As noted above (https://github.com/hyperspy/rosettasciio/issues/17), @tinabe and I are extending HyperSpy for EBSD in this package: https://github.com/kikuchipy/kikuchipy. I therefore plan to open a WIP PR there when I start with the plugin, separate from the plugin in HyperSpy (https://github.com/hyperspy/hyperspy/blob/RELEASE_next_minor/hyperspy/io_plugins/bruker.py). I realise this is not what you have in mind, so do you have any thoughts on this?

sem-geologist commented 4 years ago

Hmm, Initially I thought that kikuchipy imports data with hyperspy io_plugins, And I had idea that it would rather be better to add that reader at hyperspy side, which would latter migrate to planned RossettaIO (or "whatever" that name for Hyperspy split). The bcf of EBSD part done by Bruker can have simultaneously acquired EDX hypermap. This will need somehow to be addressed. However I see kikuchipy have its own readers. Thus it is probably going to be easier to do that at kikuchipy side. I see heavy usage of DictionaryTreeBrowser all over the place in kikuchipy readers. Ouch. That makes those io useless without hyperspy.

hakonanes commented 4 years ago

Aha, I've read about RosettaScIO and known that we would have to restructure in the future (when hopefully some deprecation warnings start to pop up?). However, I haven't looked into the PR (https://github.com/hyperspy/hyperspy/pull/2174) in detail or the discussion linked therein...

Yes, obtaining EBSD/EDS from the same scan point is powerful. Should in some way be possible to use both of these signals in analysis, e.g. stacking both in the samples/variables matrix for decomposition.

I see that the plan is to not depend on the DictionaryTreeBrowser class in RosettaScIO, thanks for pointing this out, @sem-geologist. Will work to remove this in our plugins.

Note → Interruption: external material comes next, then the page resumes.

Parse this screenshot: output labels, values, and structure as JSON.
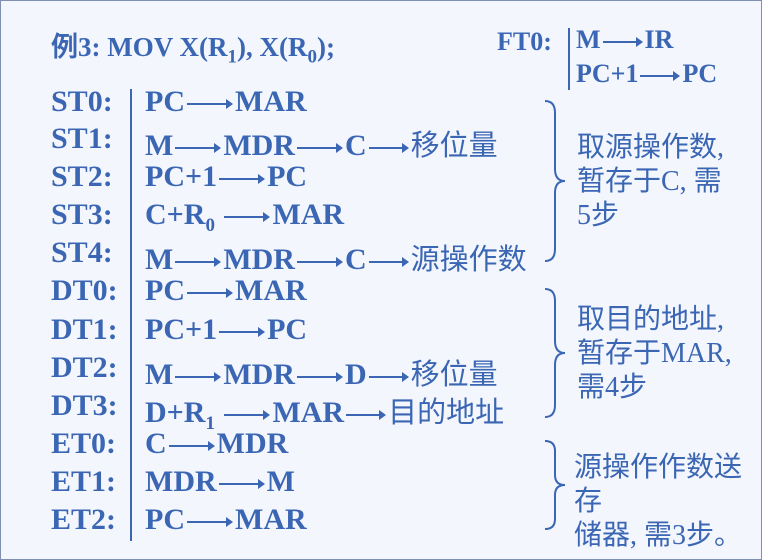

So, I guess, until RosettaScIO is released, I suggest that I try to implement the BCF EBSD reader in KikuchiPy.

imikejackson commented 4 years ago

@sem-geologist Sorry for the late reply, but yes, I am able to fully parse the binary files within the .bcf files to extract both patterns and other scalar/vector data. This is the data that would normally be printed in Bruker's exported .ctf file.

sem-geologist commented 4 years ago

@imikejackson , I was asking about saved binary images of kikuchi patterns, not vectorised stuff which is basically xml.